In previous devolution rounds, we have seen a confusing spectrum of scope—from being instructed on what will be in and out geographically, to documentation saying that it is for local government to decide. The second option is clearly preferable to all of us, but even when that is the stated initial intent, the goalposts are often moved during the bidding rounds to be more prescriptive than was initially thought.
Amendment 99 probably belongs better with the group of amendments relating to consultation on CCAs. If consultation is needed for the formation of a CCA and/or its dissolution, as we contend in other amendments, should there not also be consultation when a CCA is to be amended? Later regulations could determine the qualifying parameters for this, so that extensive consultation is not necessary for minor changes. This and similar amendments seek to determine the principle of public engagement on local government structures. I beg to move.
My Lords, the noble Baroness, Lady Taylor of Stevenage, is quite right to table this amendment to explore the area that can be included in a combined county authority. As I understand it, a combined county authority is a bit of a misnomer. Last Wednesday, the noble Baroness, Lady Scott, said in response to an amendment that a CCA could include, for instance, the unitary authority of Wiltshire and the city unitary authority of Swindon. Equally, when I asked her what would happen in Devon, she said quite clearly that the county and district authorities of Devon and the unitary authority of Plymouth would be included. These are not necessarily combined county authorities: they are unitary and county and district combined authorities—if that is determined, we hope, by the people who live there and the councillors elected to represent them.
I am pleased that the Minister has raised the East Midlands. On the northern tip of the East Midlands there is Chesterfield and north Derbyshire. Most businesses in that area would look into the South Yorkshire Combined Authority in terms of their business, and not into the county combined authority. It seems to be an administrative boundary designed down here in Whitehall rather than a true travel-to-work area. How would the north Nottinghamshires and Chesterfields be affected by this when, in reality, the economic performance and activity is actually into the South Yorkshire Combined Authority?
May I add to what my noble colleagues have said? This goes to the heart of this amendment. We struggle to say how you can have a county with more than one functioning economic area included in that county. To take my county as an example, the south of the county largely relates to London, because some of the boroughs almost are London boroughs, whereas the north of the county relates much more to Cambridge and Bedfordshire. There are definitely two distinct, functioning economic areas within one shire county. The shire counties go back centuries: their economic geographies have changed very considerably since then. If you take the economic geography of my noble friend Lady Hayman’s area, people in Cumbria may even relate to an economic area that includes parts of Scotland. This is not a simple picture around the country.

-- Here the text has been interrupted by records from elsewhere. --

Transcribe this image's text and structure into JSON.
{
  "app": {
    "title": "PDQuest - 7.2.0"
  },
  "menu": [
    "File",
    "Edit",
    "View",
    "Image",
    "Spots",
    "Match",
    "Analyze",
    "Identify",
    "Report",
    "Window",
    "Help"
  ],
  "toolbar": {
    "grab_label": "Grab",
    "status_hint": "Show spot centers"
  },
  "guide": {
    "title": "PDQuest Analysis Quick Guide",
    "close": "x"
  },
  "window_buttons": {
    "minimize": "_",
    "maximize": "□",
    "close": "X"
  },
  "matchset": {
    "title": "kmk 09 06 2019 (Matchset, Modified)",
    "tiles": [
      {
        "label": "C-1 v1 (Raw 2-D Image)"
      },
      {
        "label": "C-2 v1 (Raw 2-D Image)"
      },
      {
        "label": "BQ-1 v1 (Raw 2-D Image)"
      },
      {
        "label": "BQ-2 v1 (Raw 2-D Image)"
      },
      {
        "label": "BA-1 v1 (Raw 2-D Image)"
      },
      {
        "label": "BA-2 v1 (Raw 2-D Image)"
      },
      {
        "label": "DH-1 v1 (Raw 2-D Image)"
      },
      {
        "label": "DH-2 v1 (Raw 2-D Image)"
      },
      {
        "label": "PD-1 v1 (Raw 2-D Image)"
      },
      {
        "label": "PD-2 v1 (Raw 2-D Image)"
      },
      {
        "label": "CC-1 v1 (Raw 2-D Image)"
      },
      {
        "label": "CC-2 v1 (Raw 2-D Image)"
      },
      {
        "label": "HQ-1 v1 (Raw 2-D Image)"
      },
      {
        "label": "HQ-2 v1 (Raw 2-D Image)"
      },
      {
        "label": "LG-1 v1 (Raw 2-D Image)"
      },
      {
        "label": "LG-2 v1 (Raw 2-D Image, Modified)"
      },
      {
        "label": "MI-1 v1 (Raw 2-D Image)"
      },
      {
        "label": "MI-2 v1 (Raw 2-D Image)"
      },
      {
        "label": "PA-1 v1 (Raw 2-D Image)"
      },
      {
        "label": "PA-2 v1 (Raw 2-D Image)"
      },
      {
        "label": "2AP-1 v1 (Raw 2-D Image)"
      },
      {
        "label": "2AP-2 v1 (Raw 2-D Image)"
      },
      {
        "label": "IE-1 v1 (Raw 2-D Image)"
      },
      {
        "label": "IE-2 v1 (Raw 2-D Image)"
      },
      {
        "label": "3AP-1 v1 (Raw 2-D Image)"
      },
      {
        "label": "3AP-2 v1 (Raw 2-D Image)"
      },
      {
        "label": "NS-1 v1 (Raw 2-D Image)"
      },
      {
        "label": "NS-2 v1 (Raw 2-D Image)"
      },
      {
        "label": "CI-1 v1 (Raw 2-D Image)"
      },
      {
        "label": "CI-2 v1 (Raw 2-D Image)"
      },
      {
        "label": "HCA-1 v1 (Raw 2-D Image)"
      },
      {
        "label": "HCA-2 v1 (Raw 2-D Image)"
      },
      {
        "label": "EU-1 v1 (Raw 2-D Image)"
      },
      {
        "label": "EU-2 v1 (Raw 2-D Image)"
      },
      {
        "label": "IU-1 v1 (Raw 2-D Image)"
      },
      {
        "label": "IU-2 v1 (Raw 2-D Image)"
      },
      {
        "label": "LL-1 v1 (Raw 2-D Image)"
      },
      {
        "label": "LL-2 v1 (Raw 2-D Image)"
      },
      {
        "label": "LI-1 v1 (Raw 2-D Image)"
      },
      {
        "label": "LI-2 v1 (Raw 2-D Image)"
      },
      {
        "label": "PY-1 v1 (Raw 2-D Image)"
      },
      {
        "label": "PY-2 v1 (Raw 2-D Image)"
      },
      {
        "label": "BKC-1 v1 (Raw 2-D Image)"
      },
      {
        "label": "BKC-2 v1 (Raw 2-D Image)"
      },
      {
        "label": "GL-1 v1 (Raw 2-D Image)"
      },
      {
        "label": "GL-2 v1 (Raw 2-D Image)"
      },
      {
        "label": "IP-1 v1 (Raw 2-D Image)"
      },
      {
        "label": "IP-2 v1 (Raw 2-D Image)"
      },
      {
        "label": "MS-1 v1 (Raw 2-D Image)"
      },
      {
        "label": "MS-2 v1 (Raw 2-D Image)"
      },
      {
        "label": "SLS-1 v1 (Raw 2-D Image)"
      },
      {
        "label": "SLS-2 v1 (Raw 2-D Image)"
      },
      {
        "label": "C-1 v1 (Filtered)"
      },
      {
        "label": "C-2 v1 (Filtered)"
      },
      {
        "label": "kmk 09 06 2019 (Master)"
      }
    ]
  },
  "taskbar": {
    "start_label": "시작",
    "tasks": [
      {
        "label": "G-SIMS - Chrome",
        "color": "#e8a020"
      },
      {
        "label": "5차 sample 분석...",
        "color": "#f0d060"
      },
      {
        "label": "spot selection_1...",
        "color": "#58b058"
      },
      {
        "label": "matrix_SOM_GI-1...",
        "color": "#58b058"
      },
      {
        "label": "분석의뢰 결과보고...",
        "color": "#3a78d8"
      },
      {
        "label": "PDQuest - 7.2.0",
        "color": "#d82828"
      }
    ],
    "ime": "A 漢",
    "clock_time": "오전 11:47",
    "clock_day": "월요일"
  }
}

Some extremely sensible and logical points have just been made. Perhaps I could address them by pointing out the contrast to what we have seen up to now. Devolution deals, up to now, have typically been put in place in city regions, where they cover the functional geographies in which people travel, commute, work and live.
The Government absolutely recognise that functional economic geographies are far less clear-cut in rural and semi-urban areas, and that the strategic scale and cultural and political resonance of county identities can act as a useful proxy. One can work only on the basis of best endeavours when trying to decide what a sensible area looks like. On a best endeavours basis, deals should be agreed over a sensible geography of a functional economic area, with a single institution in place across that geographic footprint to access more powers. That is the aim.
I take the noble Lord’s point. The experience we have had with combined authorities is that local authorities’ natural tendency is to co-operate with each other. We have seen this all over the place: they do not want to operate in silos and they look outside their boundaries. Yes, there may well be cases where at the beginning there would seem not to be a particularly good fit, but that does not preclude two authorities, such as those he mentioned, getting together and finding a way through, if they possibly can, to address the mismatches of the kind he mentioned.
Amendment 99 seeks to amend Clause 23 to require a public consultation before any proposal to change the area of an existing combined county authority. We agree that those with an interest in the area should be consulted before a combined county authority is changed. As I said, we will have more to say about this in the debate on the next group of amendments.
Clauses 45 and 46 set out a requirement for a public consultation on any proposals from the local area on changes to the area of a CCA. Where a combined county authority has been established and subsequently seeks to change its boundary, Clause 23 enables the Secretary of State to make regulations for areas to achieve that. The Secretary of State may make regulations changing the area of a CCA if that is something the area consents to, the Secretary of State agrees and Parliament approves the necessary secondary legislation.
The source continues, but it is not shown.